Words are the weapons of choice in a debate, but body language comes a close second. If the networks had obeyed the CPD's directive, viewers would not have seen Kerry and Bush react to each other in non-verbal ways.

It was obvious that Bush, for example, was working up a head of steam early on as Kerry lit into the president's sins of commission and omission, especially in Iraq. Bush doesn't take criticism well. The split screen showed Bush glowering at Kerry.

But the worst feature of the current debate format lies in its prohibition against a candidate speaking directly to his opponent. That's a spontaneity killer from the get-go.

How did we get to 32 pages of rules for a 90-minute debate deliberately set for a lukewarm temperature? Blame the CPD. And behind the CPD, blame the Republican and Democratic parties, because the commission is their Frankenstein's monster.

In 1988, the George H.W. Bush and Michael Dukakis campaigns signed a debate contract, the progenitor of today's format, that laid down specific rules governing virtually every aspect of the candidates' joint appearance -- even the height of the podiums. This contact so infuriated the League of Women Voters, which had sponsored presidential debates for 12 years, that the organization withdrew and denounced the whole thing as a fraud.

Now the CPD has the game to itself. The result: Presidential debates have been stripped of the risk factor for candidates, who fear blowing their lines, and third-party candidates are not encouraged to apply.

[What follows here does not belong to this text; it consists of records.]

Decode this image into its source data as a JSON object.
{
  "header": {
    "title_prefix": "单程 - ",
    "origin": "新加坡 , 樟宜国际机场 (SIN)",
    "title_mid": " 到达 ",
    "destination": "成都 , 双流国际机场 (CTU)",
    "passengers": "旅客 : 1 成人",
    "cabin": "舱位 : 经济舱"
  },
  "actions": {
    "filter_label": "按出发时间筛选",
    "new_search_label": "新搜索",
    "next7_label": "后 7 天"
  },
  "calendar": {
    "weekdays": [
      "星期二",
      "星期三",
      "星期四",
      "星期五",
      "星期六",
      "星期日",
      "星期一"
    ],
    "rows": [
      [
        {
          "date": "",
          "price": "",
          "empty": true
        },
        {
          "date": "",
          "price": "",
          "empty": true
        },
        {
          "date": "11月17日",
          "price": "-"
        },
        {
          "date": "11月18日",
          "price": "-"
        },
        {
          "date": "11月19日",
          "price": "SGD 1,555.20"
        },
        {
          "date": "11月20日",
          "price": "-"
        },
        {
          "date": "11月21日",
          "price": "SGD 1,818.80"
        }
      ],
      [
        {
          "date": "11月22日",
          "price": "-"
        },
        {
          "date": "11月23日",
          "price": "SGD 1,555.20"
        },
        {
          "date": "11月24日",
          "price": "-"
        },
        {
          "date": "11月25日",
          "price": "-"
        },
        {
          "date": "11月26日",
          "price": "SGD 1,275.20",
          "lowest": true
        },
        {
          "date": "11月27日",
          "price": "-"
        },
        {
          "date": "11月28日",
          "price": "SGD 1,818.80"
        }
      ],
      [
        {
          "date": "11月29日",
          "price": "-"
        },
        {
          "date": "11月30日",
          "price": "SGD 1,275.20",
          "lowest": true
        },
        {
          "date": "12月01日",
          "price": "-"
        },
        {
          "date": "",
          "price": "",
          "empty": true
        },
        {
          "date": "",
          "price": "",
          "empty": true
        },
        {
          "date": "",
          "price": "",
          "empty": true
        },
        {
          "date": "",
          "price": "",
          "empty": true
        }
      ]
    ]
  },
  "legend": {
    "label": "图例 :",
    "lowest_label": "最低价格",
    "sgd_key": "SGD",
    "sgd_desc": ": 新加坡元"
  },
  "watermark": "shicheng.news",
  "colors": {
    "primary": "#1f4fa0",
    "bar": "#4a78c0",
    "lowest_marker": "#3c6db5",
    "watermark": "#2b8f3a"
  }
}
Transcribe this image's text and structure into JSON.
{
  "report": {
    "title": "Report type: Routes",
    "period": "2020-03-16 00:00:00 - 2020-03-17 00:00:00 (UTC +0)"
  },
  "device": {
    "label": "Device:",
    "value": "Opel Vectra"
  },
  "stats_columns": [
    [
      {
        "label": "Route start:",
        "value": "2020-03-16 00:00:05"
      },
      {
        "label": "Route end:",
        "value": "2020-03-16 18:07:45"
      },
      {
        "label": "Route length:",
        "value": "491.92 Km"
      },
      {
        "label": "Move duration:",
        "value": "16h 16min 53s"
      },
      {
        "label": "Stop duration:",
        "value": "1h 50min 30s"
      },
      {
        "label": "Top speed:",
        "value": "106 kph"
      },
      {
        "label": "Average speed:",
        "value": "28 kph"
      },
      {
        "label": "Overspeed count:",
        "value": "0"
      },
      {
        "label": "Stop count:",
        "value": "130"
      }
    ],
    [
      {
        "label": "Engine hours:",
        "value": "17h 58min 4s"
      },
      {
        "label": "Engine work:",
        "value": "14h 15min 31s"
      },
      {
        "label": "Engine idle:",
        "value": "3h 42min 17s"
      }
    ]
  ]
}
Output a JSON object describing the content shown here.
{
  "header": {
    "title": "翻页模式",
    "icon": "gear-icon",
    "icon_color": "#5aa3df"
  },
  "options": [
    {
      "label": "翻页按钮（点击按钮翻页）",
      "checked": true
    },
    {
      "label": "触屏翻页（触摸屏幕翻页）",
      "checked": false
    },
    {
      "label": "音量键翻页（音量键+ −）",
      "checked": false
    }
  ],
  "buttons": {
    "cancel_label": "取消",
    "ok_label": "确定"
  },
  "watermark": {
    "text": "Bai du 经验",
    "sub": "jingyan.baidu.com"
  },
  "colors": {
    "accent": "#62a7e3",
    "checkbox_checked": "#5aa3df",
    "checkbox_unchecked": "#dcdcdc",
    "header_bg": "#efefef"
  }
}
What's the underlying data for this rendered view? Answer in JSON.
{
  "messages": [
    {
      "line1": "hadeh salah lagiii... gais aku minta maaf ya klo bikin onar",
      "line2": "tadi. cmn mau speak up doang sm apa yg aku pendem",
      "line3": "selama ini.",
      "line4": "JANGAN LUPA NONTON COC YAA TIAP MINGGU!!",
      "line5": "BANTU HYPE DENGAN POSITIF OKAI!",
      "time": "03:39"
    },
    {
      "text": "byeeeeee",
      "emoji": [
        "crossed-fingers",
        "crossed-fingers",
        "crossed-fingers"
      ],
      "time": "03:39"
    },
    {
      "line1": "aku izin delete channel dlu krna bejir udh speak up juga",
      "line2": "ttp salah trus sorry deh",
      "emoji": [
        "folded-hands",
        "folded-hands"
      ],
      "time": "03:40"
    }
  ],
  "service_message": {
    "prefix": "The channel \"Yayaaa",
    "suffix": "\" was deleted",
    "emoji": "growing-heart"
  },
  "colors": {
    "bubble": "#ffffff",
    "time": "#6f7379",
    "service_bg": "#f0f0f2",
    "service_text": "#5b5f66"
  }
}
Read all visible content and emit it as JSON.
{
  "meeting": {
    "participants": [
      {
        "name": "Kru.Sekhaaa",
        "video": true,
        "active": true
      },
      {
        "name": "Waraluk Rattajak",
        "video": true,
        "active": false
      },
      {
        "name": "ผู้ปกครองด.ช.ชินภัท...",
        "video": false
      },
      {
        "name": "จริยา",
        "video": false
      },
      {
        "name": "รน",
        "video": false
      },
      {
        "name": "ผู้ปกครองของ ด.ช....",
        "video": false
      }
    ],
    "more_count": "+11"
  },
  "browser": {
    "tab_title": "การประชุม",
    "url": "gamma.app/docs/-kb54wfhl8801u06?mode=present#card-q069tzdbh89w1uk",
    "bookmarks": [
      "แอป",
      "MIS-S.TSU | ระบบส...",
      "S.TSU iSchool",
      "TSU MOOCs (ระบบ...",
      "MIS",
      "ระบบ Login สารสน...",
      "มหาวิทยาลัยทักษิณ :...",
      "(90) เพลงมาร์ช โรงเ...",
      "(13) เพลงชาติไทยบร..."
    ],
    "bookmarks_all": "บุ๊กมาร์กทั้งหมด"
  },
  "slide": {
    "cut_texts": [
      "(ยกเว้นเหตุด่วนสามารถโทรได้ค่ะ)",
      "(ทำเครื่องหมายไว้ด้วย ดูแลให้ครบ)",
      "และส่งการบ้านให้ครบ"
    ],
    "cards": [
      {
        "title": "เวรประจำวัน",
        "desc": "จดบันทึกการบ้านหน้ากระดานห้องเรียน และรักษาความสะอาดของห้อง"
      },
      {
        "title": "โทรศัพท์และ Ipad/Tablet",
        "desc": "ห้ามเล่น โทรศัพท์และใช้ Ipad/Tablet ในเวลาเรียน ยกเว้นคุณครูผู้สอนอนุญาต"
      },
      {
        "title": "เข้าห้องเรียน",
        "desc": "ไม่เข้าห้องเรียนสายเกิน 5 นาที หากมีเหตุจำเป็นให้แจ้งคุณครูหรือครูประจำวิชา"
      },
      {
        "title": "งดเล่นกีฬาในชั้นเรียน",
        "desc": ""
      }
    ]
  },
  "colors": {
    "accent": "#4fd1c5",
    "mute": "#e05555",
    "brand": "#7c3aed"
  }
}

Can you imagine Abraham Lincoln and Stephen A. Douglas agreeing to a contract that would have prevented them from addressing each other in their historic series of seven debates? No, and today's Americans deserve the same kind of civil give-and-take on the great issues of our time. But we won't get it with the CPD as long as it is beholden to the parties.

The Washington-based Citizens Debate Commission advocates a go-for-broke format based on real debates instead of carefully rehearsed sound bites. What a tonic for democracy that would be compared to what we saw Thursday night, a quasi-debate designed more to stiff-arm a robust exchange of ideas than to enlighten the electorate.